Dans la lettre de saint Paul aux Romain, on trouve la trace de notre Rufus du jour au chapitre 16. Le chapitre 16, si vous le voulez, c’est en quelques sortes, les remerciements, le générique de fin de cette lettre. On y retrouve pêle-mêle les célèbres Prisca et Aquilas (disciples de saint Paul qui ont beaucoup bourlingué avec lui), des noms plus exotiques, mais importants, comme Epénète, premier asiatique à croire au Christ, Andronicos et Junias, compagnons de captivité de saint Paul, et d’autres encore moins connus mais au nom tout aussi saugrenu, comme Tryphène, Tryphose et Apellès, qui étaient au courant,  Stakys, et notre Rufus. Paul dit de notre saint du jour qu’il n’était rien de moins que choisi par le Seigneur en personne, et en profite pour faire un coucou à sa maman « qui est aussi la [sienne] ».

Passons maintenant à saint Marc, qui nous en apprend un peu plus sur la parenté de Rufus. La mention de notre saint du jour intervient au chapitre 15 de l’évangile selon saint Marc (verset 21, si vous êtes pressés d’aller jeter un coup d’œil). Carrément. Le chapitre 15, ce sont les derniers instants de Jésus dans sa Passion. Il comparaît devant Ponce Pilate, est condamné, coiffe la Couronne d’épines, meurt sur la Croix et est mis au tombeau.

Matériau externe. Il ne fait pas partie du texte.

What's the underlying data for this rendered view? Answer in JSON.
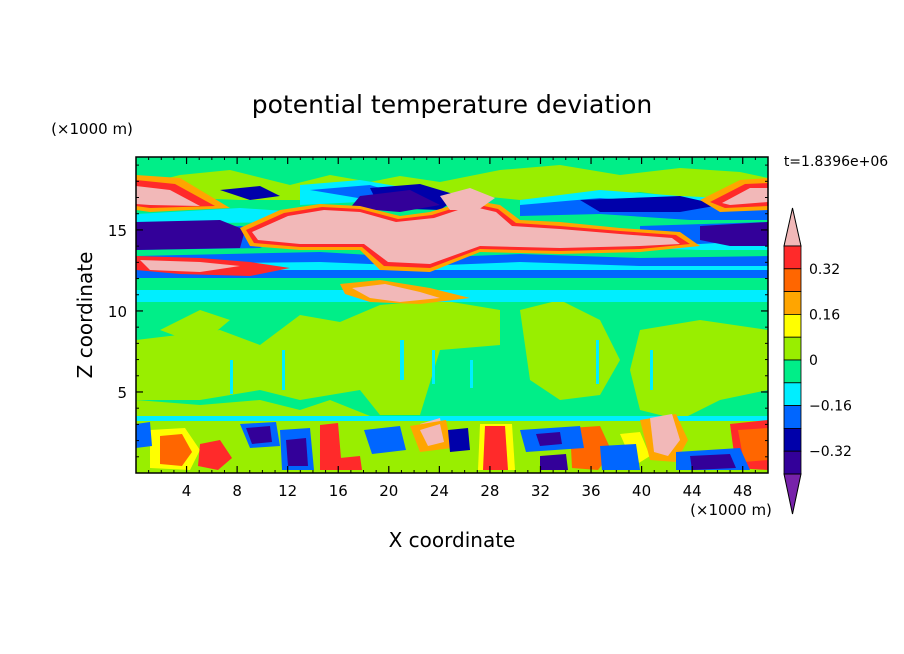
{
  "chart_data": {
    "type": "heatmap",
    "title": "potential temperature deviation",
    "xlabel": "X coordinate",
    "ylabel": "Z coordinate",
    "x_unit": "(×1000 m)",
    "y_unit": "(×1000 m)",
    "time_label": "t=1.8396e+06",
    "xlim": [
      0,
      50
    ],
    "ylim": [
      0,
      19.5
    ],
    "x_ticks": [
      "4",
      "8",
      "12",
      "16",
      "20",
      "24",
      "28",
      "32",
      "36",
      "40",
      "44",
      "48"
    ],
    "y_ticks": [
      "5",
      "10",
      "15"
    ],
    "colorbar": {
      "tick_labels": [
        "0.32",
        "0.16",
        "0",
        "−0.16",
        "−0.32"
      ],
      "tick_values": [
        0.32,
        0.16,
        0,
        -0.16,
        -0.32
      ],
      "colors": [
        "#f2b8b8",
        "#ff2a2a",
        "#ff6600",
        "#ffa500",
        "#ffff00",
        "#99ee00",
        "#00ee88",
        "#00eeff",
        "#0066ff",
        "#0000aa",
        "#330099",
        "#7722aa"
      ],
      "extend": "both"
    },
    "bands": [
      {
        "z_range": [
          19.5,
          17.0
        ],
        "description": "mostly near-zero / slightly negative, pink lobes at x≈0-4 and x≈46-50"
      },
      {
        "z_range": [
          17.0,
          14.5
        ],
        "description": "strong positive (pink) plume x≈10-41 above strong negative (purple) band"
      },
      {
        "z_range": [
          14.0,
          12.0
        ],
        "description": "alternating positive (red/pink) and negative (blue) layers"
      },
      {
        "z_range": [
          12.0,
          10.5
        ],
        "description": "cyan negative layer with pink patches near x≈17-26"
      },
      {
        "z_range": [
          10.5,
          3.5
        ],
        "description": "near-zero mixture of green (slightly negative) and yellow-green (slightly positive)"
      },
      {
        "z_range": [
          3.5,
          0.0
        ],
        "description": "boundary layer turbulence: alternating strong positive and negative cells"
      }
    ]
  }
}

Faisons donc un arrêt sur image au verset 21 (ou à la station n°5 du chemin de croix). Jésus, couvert de crachats, allait au Golgotha (Lieu-du-Crâne, ou Calvaire selon les traductions). Pendant ce temps, le père de notre saint Rufus, Simon de Cyrène, revenait tranquillement des champs, lorsqu’il croisa la route du cortège. L’histoire aurait pu s’arrêter là, si les soldats n’avaient pas enlevé Simon de sa rêverie d’un promeneur solitaire pour lui faire porter la Croix. Une légende raconte que ce Simon, originaire de Cyrène en Libye, serait le premier saint noir.

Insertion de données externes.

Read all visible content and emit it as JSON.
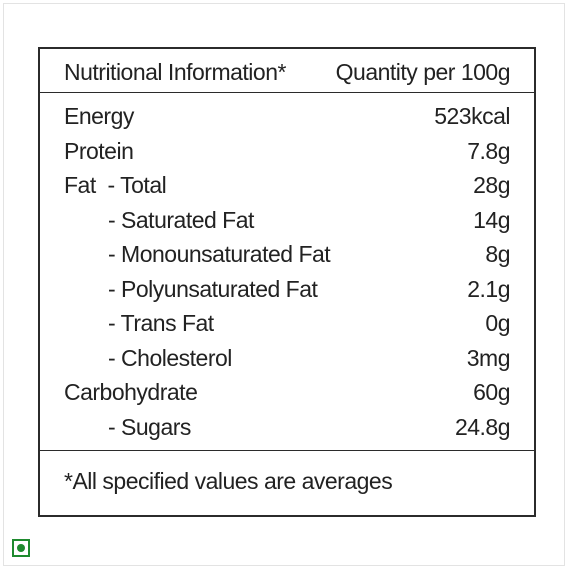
{
  "header": {
    "left": "Nutritional Information*",
    "right": "Quantity per 100g"
  },
  "rows": [
    {
      "label": "Energy",
      "value": "523kcal",
      "indent": false
    },
    {
      "label": "Protein",
      "value": "7.8g",
      "indent": false
    },
    {
      "label": "Fat  - Total",
      "value": "28g",
      "indent": false
    },
    {
      "label": "- Saturated Fat",
      "value": "14g",
      "indent": true
    },
    {
      "label": "- Monounsaturated Fat",
      "value": "8g",
      "indent": true
    },
    {
      "label": "- Polyunsaturated Fat",
      "value": "2.1g",
      "indent": true
    },
    {
      "label": "- Trans Fat",
      "value": "0g",
      "indent": true
    },
    {
      "label": "- Cholesterol",
      "value": "3mg",
      "indent": true
    },
    {
      "label": "Carbohydrate",
      "value": "60g",
      "indent": false
    },
    {
      "label": "- Sugars",
      "value": "24.8g",
      "indent": true
    }
  ],
  "footer": {
    "note": "*All specified values are averages"
  },
  "badge": {
    "icon": "veg-mark-icon",
    "color": "#1e8a2e"
  }
}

Le port de la Croix a été relaté également par Luc et Matthieu dans leurs évangiles, contrairement à Jean. Il faut dire que d’un point de vue purement historique, l’évangile selon saint Jean est postérieur aux trois autres, et écrit à une période ou des premières tensions apparaissaient dans les différentes « chapelles » de l’Eglise. Certaines d’entre elle affirmait que le Christ n’avait pas été crucifié, mais qu’on l’avait substitué au dernier moment. Un peu comme certaines polémiques à propos de la mort de Louis XVII en France. Rayer de la carte Simon de Cyrène, c’est un moyen pour saint Jean de couper l’herbe sous le pied à ses théories, et éviter ainsi que l’on puisse penser que c’est Simon qui s’est fait crucifier à la place de Jésus.

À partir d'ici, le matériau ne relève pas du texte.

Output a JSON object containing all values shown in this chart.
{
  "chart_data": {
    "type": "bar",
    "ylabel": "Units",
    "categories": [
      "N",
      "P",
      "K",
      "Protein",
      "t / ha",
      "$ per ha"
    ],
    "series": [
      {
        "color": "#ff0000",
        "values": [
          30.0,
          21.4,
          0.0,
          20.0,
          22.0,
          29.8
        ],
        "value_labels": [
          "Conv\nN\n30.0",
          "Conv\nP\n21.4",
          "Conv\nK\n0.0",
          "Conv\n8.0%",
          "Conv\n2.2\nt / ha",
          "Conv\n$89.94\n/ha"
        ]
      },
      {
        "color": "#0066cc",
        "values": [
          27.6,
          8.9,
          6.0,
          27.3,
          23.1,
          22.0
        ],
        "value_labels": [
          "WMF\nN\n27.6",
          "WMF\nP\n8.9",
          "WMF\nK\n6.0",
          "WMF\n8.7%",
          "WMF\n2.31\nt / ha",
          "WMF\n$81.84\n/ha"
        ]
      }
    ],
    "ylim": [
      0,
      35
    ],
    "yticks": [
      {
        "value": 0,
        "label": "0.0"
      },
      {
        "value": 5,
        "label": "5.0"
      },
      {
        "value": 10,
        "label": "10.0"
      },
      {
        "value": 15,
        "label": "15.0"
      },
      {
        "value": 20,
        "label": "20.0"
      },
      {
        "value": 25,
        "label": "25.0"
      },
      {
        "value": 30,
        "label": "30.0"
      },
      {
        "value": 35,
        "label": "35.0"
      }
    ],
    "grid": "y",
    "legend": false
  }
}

Toujours est-il que Simon de Cyrène est bel et bien attesté par saint Luc, saint Matthieu, et saint Marc. Néanmoins, seul ce dernier prend le temps de dire que Simon était le père de saint Rufus, et d’un certain Alexandre.

Alors en vertu un saint patron avec de telles relations, il faudra peut-être reconsidérer votre opinion sur ce prénom ? Rufus, un nom de chien ou un nom de saint ? Ne nous y méprenons plus maintenant, moi la première.

 

L’instant #JimpressionneDansLesDîners : Rufus vient du latin roux.